1. A high efficiency mixer-settler extraction tank characterized by: The system includes a mixing device (1) and a clarification chamber (2). The mixing device (1) mainly includes a stirring chamber (10), a variable speed motor (11), and a pipe mixer (12). The stirring chamber (10) and the clarification chamber (2) are installed side by side. The variable speed motor (11) and the pipe mixer (12) are installed at the top and bottom of the stirring chamber (10), respectively. The pipe mixer (12) is connected to the stirring chamber (10). The drive shaft of the variable speed motor (11) extends into the stirring chamber (10) and is connected to a baffle-type stirring paddle (101) and a horizontal-type stirring paddle (102) in sequence. A flow guide device (3) is installed at the lower part of the horizontal-type stirring paddle (102). The interior of the clarification chamber (2) is vertically installed from left to right with a corrugated baffle (205), a first partition (201), and a second partition (202). An organic outlet (203) and a water phase outlet (204) are respectively opened at the upper and lower positions on one side of the clarification chamber (2).

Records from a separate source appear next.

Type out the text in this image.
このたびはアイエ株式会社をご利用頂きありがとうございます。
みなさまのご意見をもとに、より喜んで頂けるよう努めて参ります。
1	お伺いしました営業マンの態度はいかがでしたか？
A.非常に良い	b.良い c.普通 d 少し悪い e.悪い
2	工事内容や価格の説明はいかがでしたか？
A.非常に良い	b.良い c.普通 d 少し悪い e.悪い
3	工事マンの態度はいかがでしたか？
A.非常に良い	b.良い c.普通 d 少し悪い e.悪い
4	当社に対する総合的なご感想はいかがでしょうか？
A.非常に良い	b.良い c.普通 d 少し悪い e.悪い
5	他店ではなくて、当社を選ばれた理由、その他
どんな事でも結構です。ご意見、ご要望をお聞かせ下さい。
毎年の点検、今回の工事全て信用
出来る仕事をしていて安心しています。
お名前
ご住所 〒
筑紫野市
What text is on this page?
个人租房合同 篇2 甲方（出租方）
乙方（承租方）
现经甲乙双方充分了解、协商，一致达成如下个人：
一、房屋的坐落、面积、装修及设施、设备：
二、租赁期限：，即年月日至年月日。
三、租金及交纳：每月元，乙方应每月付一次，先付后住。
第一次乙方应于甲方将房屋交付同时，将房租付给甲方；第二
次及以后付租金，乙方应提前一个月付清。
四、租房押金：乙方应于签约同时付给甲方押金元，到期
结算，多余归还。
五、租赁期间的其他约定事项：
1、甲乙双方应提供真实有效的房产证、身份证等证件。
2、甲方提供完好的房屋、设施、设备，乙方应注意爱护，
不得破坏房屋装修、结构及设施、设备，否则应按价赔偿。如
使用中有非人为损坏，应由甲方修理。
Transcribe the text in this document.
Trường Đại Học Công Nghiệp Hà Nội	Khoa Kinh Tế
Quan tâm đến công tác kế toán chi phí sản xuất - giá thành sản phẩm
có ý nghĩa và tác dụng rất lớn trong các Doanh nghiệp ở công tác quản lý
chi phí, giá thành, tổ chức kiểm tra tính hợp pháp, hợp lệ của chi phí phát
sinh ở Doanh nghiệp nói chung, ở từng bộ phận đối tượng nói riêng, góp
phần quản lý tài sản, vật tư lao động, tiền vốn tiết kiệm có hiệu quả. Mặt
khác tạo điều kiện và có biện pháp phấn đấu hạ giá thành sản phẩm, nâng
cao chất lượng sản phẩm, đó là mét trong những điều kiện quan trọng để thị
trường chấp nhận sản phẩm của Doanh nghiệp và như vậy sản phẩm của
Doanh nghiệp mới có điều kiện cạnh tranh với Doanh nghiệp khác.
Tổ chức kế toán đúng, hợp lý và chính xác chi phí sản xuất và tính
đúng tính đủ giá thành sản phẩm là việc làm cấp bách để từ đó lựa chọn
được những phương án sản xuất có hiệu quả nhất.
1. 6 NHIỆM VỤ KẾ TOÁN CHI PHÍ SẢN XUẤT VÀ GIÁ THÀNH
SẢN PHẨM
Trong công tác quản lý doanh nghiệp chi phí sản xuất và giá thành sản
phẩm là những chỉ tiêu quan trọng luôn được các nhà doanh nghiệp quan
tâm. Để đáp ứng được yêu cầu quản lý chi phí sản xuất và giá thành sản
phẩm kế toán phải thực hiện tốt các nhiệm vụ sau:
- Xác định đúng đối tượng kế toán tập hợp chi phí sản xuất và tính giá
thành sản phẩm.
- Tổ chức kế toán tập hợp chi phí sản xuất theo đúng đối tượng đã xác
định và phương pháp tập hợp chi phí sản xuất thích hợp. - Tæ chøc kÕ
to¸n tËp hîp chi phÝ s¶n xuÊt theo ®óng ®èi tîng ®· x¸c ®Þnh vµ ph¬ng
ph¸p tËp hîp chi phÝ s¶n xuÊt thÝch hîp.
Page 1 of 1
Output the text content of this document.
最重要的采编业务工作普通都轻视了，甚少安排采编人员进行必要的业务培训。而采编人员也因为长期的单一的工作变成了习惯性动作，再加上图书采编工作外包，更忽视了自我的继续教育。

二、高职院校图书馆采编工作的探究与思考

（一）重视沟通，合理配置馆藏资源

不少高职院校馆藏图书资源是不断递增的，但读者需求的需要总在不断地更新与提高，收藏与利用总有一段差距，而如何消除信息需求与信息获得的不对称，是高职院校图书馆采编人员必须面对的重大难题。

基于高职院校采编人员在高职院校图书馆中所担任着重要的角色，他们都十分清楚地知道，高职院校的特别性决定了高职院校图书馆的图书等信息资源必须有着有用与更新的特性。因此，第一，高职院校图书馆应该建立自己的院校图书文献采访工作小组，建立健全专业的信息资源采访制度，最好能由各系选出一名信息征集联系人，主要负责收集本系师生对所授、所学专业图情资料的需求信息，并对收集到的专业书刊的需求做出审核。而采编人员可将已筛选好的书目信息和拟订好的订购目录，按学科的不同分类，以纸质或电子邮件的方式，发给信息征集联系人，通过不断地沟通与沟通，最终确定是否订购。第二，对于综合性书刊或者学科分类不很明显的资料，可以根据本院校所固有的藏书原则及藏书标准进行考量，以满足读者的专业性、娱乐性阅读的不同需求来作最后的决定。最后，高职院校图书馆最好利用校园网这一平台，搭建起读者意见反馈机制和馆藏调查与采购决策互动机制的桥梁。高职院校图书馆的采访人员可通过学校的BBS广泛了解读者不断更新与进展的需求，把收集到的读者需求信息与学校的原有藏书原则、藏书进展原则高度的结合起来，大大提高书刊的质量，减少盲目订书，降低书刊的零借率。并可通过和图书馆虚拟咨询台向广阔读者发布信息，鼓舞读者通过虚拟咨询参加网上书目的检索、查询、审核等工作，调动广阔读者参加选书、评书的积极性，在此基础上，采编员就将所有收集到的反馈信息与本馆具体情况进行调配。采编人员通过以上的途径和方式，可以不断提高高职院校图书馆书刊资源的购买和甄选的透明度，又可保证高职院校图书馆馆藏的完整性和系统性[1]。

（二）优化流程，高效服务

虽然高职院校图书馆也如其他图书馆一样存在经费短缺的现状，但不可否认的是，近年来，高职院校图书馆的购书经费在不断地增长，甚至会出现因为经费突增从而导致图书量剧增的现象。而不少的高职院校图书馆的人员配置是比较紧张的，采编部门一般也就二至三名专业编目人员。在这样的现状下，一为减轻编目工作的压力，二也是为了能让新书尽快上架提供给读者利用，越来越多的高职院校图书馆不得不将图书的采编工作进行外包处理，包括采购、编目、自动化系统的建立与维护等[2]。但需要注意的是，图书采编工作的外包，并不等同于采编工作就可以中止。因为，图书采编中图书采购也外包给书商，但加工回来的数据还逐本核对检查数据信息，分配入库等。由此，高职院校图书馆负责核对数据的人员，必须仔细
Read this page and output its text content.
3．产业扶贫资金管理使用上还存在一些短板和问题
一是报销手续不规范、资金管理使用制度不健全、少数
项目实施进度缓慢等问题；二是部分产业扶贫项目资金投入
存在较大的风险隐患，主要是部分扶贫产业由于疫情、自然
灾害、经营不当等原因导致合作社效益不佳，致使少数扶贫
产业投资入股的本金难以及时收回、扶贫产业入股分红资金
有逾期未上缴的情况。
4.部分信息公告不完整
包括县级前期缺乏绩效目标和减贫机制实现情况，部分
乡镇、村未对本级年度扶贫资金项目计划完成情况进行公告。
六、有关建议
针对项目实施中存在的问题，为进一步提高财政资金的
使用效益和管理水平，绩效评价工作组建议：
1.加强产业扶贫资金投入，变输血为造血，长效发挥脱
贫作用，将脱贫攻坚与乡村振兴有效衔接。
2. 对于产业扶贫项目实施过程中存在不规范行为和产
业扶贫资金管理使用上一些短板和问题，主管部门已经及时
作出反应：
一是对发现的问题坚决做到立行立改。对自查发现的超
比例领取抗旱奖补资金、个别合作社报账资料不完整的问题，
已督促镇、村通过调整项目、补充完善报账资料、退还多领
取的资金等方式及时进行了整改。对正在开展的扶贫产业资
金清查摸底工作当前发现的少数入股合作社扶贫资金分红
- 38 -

2. The high efficiency hybrid settler extractor tank of claim 1, wherein: The flow guiding device (3) is composed of a first baffle (301), a second baffle (302), a third baffle (303), a spiral conveying plate (304), and a support frame (305). The first baffle (301), the second baffle (302), and the third baffle (303) are arranged parallel to each other at equal intervals along the axial direction and are in close contact with the stirring chamber (10). The spiral conveying plate (304) is installed near the bottom of the support frame (305). The top of the support frame (305) passes through the first baffle (301), the second baffle (302), and the third baffle (303) and is coaxially connected to them.

3. The high efficiency hybrid settler extractor tank of claim 1, wherein: The left and right ends of the pipeline mixer (12) are the organic inlet and the aqueous inlet, respectively.

4. The high efficiency hybrid settler extractor tank of claim 1, wherein: An overflow port (13) is provided at the upper part of the connection between the stirring chamber (10) and the clarification chamber (2), and baffles (14) are installed on both sides extending into the clarification chamber (2) along the overflow port (13).

5. The high-efficiency mixing and clarification extraction chamber according to claim 2, characterized in that: The first baffle (301), the second baffle (302) and the third baffle (303) are the same size, and each of them has evenly distributed circular holes on its surface.

6. The high efficiency hybrid settler extractor tank of claim 2, wherein: The porosities of the first baffle (301), the second baffle (302), and the third baffle (303) are 60%, 50%, and 40%, respectively.

7. The high efficiency hybrid settling extractor tank of claim 1, wherein: The surfaces of the first partition (201) and the second partition (202) have small holes.